食品衛生法における一般生菌数の定義には酵母及びカビは含まれると解釈してよろしいのでしょうか???
よろしくお願いします。
【回答】
食品衛生法に基づく成分規格は「乳及び乳製品の成分規格等に関する省令」および「食品、添加物等の規格基準」として食品別に定められ,
それぞれに菌数 (生菌総数, 大腸菌群, 大腸菌, 乳酸菌, 芽胞菌, 腸球菌, 緑膿菌,
食中毒菌など) の限度が決められています。また成分規格以外の製造基準, 調理基準,
保存基準, 加工基準などにも同様に微生物の規格が定められています。さて, ここで表現している生菌総数は一般生菌数とも呼ばれ,
標準寒天を用い30℃, 48〜72時間, 有酸素環境 (好気性) にて培養して得られる微生物の総集落数を把握することとして国際的に広く支持されています。
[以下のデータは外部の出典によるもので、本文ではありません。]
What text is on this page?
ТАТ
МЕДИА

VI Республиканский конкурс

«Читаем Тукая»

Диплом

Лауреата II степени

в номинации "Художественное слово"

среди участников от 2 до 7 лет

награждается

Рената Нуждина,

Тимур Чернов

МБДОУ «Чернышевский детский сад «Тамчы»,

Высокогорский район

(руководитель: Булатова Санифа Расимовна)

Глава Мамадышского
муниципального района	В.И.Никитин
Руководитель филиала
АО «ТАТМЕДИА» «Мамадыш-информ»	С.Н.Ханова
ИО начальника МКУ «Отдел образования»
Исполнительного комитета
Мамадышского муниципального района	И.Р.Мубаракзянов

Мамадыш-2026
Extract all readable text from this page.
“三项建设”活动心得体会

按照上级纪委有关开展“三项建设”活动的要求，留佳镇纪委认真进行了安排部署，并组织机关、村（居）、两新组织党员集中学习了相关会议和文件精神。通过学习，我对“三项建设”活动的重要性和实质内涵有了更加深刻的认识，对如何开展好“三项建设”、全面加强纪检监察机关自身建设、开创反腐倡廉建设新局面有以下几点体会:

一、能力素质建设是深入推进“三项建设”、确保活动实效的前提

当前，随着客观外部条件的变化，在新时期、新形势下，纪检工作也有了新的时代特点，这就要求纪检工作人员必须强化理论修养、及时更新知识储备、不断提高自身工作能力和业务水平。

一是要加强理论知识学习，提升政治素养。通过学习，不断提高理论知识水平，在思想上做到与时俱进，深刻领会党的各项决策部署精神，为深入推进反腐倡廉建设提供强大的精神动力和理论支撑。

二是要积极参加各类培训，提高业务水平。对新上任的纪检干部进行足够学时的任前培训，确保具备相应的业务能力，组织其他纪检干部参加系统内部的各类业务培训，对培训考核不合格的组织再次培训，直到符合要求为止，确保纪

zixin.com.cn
このような条件ですから,
嫌気性菌など特殊培養条件を必要とする微生物は検出できないし, 発育菌の種名も決定できません。要するに一般生菌数とは単純に発育した集落数を計測するだけとなります。ゆえに見た目で真菌を疑ってもそれを除外せず,
すべてを計測することになります。これは真菌の種類によっては細菌集落と鑑別つかないものも含まれますし,
カビを推定してもBacillus属となる場合もあるからです。ですから, 一般生菌数とは別に大腸菌,
ブドウ球菌, サルモネラ菌, カビ, 酵母などを目的とした検査法も紹介され, 食品種類別に併用するよう指示されています。
詳細な検査法は食品微生物検査マニュアル (森地敏樹・監修: 栄研器材株式会社)
を参照し, 法的規則などについては社団法人・日本食品衛生協会にお尋ねください。